On Campus

What students are talking about today (October 15th edition)

Liberals up, Cubans defecting & art students protesting

ycanada_news/Flickr

1. In the wake of Justin Trudeau’s announcement that he will run for the Liberals, a new Nanos Research poll puts the party in second place for the first time since April. The Conservatives have 33.3 per cent support, the Liberals have 30.1 per cent and the NDP is at 27.9 per cent. The Liberals are now in first place in Ontario and B.C., while Quebec still strongly supports the NDP. The Conservatives gained in Atlantic Canada.

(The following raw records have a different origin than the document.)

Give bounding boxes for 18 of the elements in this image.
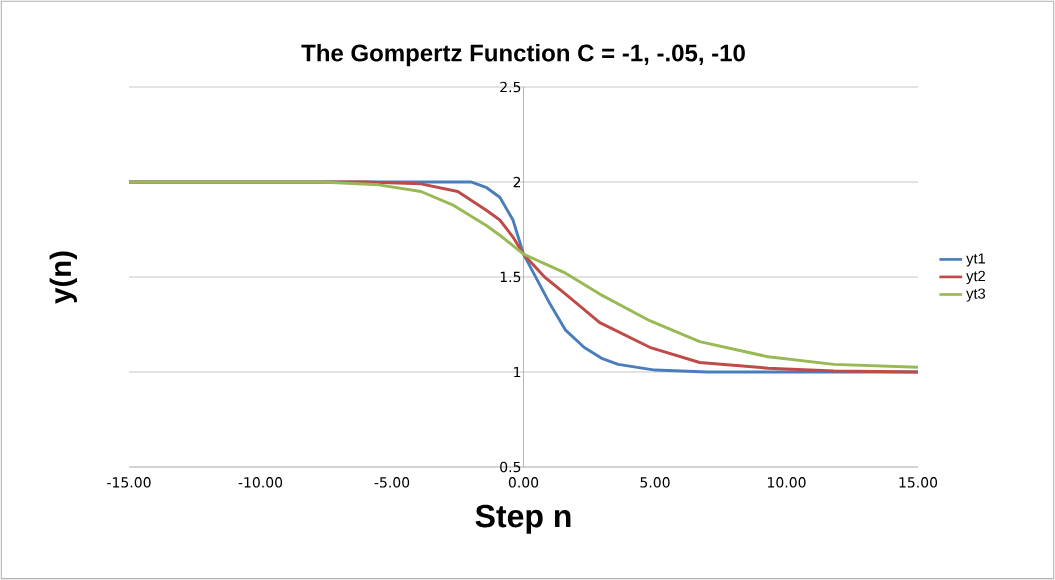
y-tick-label: 1 [514,366,521,378]
y-axis-title: y(n) [49,251,77,304]
x-tick-label: 0.00 [508,477,539,488]
x-tick-label: 15.00 [899,477,938,488]
x-axis-title: Step n [475,504,571,534]
chart-title: The Gompertz Function C = -1, -.05, -10 [301,43,745,67]
y-tick-label: 0.5 [500,461,521,473]
legend-label: yt2 [966,270,985,285]
y-tick-label: 2 [513,176,521,188]
x-tick-label: 5.00 [640,477,670,488]
legend-label: yt3 [966,288,986,302]
legend-label: yt1 [966,253,985,267]
y-tick-label: 1.5 [500,271,521,283]
x-tick-label: -15.00 [107,477,151,488]
x-tick-label: 10.00 [767,477,806,488]
x-tick-label: -5.00 [374,477,410,488]
y-tick-label: 2.5 [500,81,521,93]
x-tick-label: -10.00 [238,477,283,488]
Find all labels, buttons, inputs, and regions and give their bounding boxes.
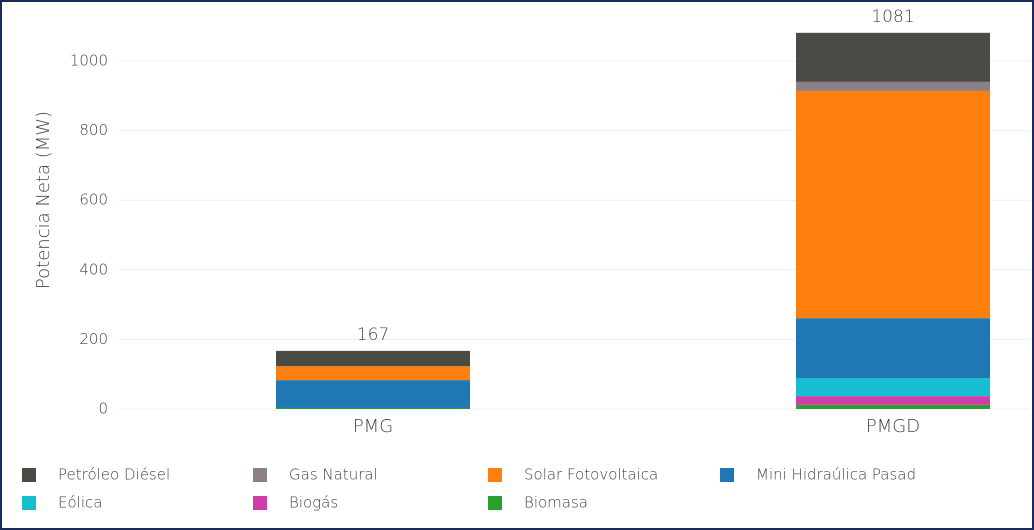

2. Three players from the Cuban men’s soccer team who vanished before a World Cup qualifying match in Toronto defected, according to FIFA.  “As with any Cuban sport team that travels around the world, they’re all chasing the American dream,” coach Alexander Gonzalez told The Canadian Press. Or the Canadian dream.

3. After five years preparing, Austrian daredevil Felix Baumgartner jumped from the edge of space on Sunday. He hit speeds of 1,336 kilmotres per hour after leaping from nearly 39 kilometres above the New Mexico desert. His free fall was four minutes long. He said he had tears in his eyes.

4. British Prime Minister David Cameron has agreed to a 2014 vote on Scottish independence.

5. Women in Guangzhou, China are shaving their heads to protest gender discrimination. University admissions are gained through a National Higher Entrance Exam, the Gaokao, and some universities require that women have higher test scores than men have to be admitted.

6. A sickening flier posted in the men’s washroom at a Miami University in Ohio listed the Top Ten Ways to Get Away with Rape, including things like slipping drugs into women’s drinks. There have been at 27 reported sexual assaults at the university since 2009, according to Cincinnati.com.

7. MPs will debate an NDP motion on Monday in favour of a national anti-bullying strategy following a weekend of vigils in remembrance of Amanda Todd, the 15-year-old Port Coquitlam, B.C. girl who killed herself last week after posting an anti-bullying video on YouTube.

8. RCMP say that they may lay charges related to Todd’s suicide.

9. The Montreal Gazette is asking whether Concordia University has “learned its lesson” after losing two presidents in three years and paying millions of dollars in severance and fines. Concordia says it is acting on most of the recommendations of an external review.

10. Art students from OCAD University in Toronto are supporting Soupstock 2012, a gathering over more than 160 Canadian chefs that is a fundraiser against a planned mega-quarry on farmland near Shelburne, Ont. They set up a poster exhibit against the mega-quarry at a local restaurant.